Once I Had The Spring In Me: A Brief Review Of Wild Loneliness, The New Album From Superchunk

Is it weird to call a Superchunk record an elegant one? I suppose so, especially after their last, 2018's incendiary What a Time To Be Alive. And maybe elegant isn't a word we'd reach for when describing many of the North Carolina group's earlier offerings, but the reality is that Wild Loneliness is an elegant album. And it's one which is also neatly precise in spots, even though it's still full of the DIY indie-fire this lot have been running on for more than three decades on Merge.

Opening with Owen Pallett's string arranged "City of the Dead", Wild Loneliness follows the template of 2013's I Hate Music, and even Foolish from the Clinton years, where things are sort of gently eased into gear. And as things kick off with the Teenage Fanclub-assisted, ecologically-minded "Endless Summer", Mac, Jim, Laura, and Jon seem more than ever to be opening themselves up to harnessing the power that collaborators can bring. The guests here give this album a lot of nuance, maybe more than what we found on I Hate Music or Here's To Shutting Up even. Superchunk reportedly recorded this, including, obviously, the guest parts, in separate locales, thanks to the current pandemic, yet you'd almost never realize that. "On The Floor", a highlight here, is a triumph, with Franklin Bruno's piano and Mike Mills' backing vocals doing as much of the heavy lifting of emotions as Mac's lead vocals. The song hits, in its way, as much as anything on Foolish, for example.

That the tunes on Wild Loneliness punch in subtler ways than, say, "The First Part" doesn't matter when the hooks are just as robust and gamely performed. "Refracting", a busy bit of late album business, speaks, it seems, to that which divides us, even as the elegiac "Connection" does its best to rally the spirits. Mac might sing, "Once I had the Spring in me..." as if he's somehow lost it, but the truth is that, with tunes like one, the band's flag-waving for the ideals of American indie is just as constant as it's ever been. And there's ultimately a genuine sense of release with closer "If You're Not Dark", the guitar-lines spiraling around McCaughan's vocals and those of guest Sharon Van Etten in a fashion that recalls for this fan "You Can Always Count On Me (In The Worst Way)" from Come Pick Me Up back in 1999. Similarly, the heft of "This Night", with its gorgeous chorus, owes as much to the hooks crafted by the band as it does to the backing vocals of Tracyanne Campbell (Camera Obscura). The guests on this album don't signal a change in Superchunk's sound as much as the quartet's confidence in exploring new moods.

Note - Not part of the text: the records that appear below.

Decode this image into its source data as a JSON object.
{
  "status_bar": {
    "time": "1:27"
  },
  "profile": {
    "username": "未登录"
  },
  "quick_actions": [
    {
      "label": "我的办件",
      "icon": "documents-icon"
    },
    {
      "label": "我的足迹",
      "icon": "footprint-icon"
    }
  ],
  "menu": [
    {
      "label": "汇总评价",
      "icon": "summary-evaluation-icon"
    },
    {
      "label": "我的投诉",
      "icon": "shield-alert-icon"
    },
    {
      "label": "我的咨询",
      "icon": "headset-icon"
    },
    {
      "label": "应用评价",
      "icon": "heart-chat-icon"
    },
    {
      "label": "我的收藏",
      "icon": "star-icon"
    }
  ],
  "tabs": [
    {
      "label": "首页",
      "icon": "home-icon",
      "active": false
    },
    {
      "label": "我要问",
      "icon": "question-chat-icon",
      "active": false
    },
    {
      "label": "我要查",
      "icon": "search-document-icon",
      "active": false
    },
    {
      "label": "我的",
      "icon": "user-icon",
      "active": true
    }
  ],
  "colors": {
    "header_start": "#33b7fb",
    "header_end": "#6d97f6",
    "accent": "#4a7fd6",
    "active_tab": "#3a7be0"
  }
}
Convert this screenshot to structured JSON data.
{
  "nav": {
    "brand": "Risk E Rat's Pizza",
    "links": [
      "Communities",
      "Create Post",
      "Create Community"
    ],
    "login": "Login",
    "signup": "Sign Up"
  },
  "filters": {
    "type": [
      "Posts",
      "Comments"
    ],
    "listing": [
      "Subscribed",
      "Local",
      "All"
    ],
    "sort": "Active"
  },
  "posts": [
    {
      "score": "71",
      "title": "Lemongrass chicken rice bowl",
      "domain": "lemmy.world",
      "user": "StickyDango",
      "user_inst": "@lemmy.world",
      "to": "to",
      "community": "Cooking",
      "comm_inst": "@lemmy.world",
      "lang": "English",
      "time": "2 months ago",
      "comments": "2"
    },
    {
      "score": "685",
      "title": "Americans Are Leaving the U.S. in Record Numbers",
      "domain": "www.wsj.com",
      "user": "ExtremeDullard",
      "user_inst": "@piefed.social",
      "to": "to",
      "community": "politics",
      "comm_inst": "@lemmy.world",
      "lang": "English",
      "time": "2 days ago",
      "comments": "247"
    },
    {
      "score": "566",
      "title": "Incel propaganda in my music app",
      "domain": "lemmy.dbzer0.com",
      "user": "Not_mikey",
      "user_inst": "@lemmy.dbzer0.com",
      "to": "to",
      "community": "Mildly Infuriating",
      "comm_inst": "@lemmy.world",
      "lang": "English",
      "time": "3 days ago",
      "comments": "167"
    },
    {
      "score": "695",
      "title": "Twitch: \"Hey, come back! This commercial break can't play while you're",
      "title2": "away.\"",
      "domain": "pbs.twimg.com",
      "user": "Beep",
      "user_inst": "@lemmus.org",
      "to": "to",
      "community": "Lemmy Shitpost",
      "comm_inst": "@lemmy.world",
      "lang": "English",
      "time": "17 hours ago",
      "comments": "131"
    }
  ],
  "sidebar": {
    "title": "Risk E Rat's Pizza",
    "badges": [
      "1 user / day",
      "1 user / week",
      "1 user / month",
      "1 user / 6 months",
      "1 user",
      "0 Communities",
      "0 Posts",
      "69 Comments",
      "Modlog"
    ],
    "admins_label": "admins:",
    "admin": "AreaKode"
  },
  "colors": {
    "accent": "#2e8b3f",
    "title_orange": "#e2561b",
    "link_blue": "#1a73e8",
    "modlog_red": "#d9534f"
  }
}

And while Wild Loneliness finds Superchunk willing to take as many risks as Mac's done with his Portastatic and solo projects, the end result still feels familiar. The hooks and riffs, whatever their forms here in 2022, still sound like Superchunk to me, even if it's more the 'Chunk of "Out of The Sun" than the one of "Punch Me Harder". So, yeah, it's an elegant record, and one which speaks to the resilience of the players and the style. When Mac pleads "Please stay connected with me" on "Connection", it's a bit of uplift in a shitty era. It's also a reminder that this kind of all-American indie, when played with gusto, can still uplift the soul.

Wild Loneliness is out tomorrow on Merge.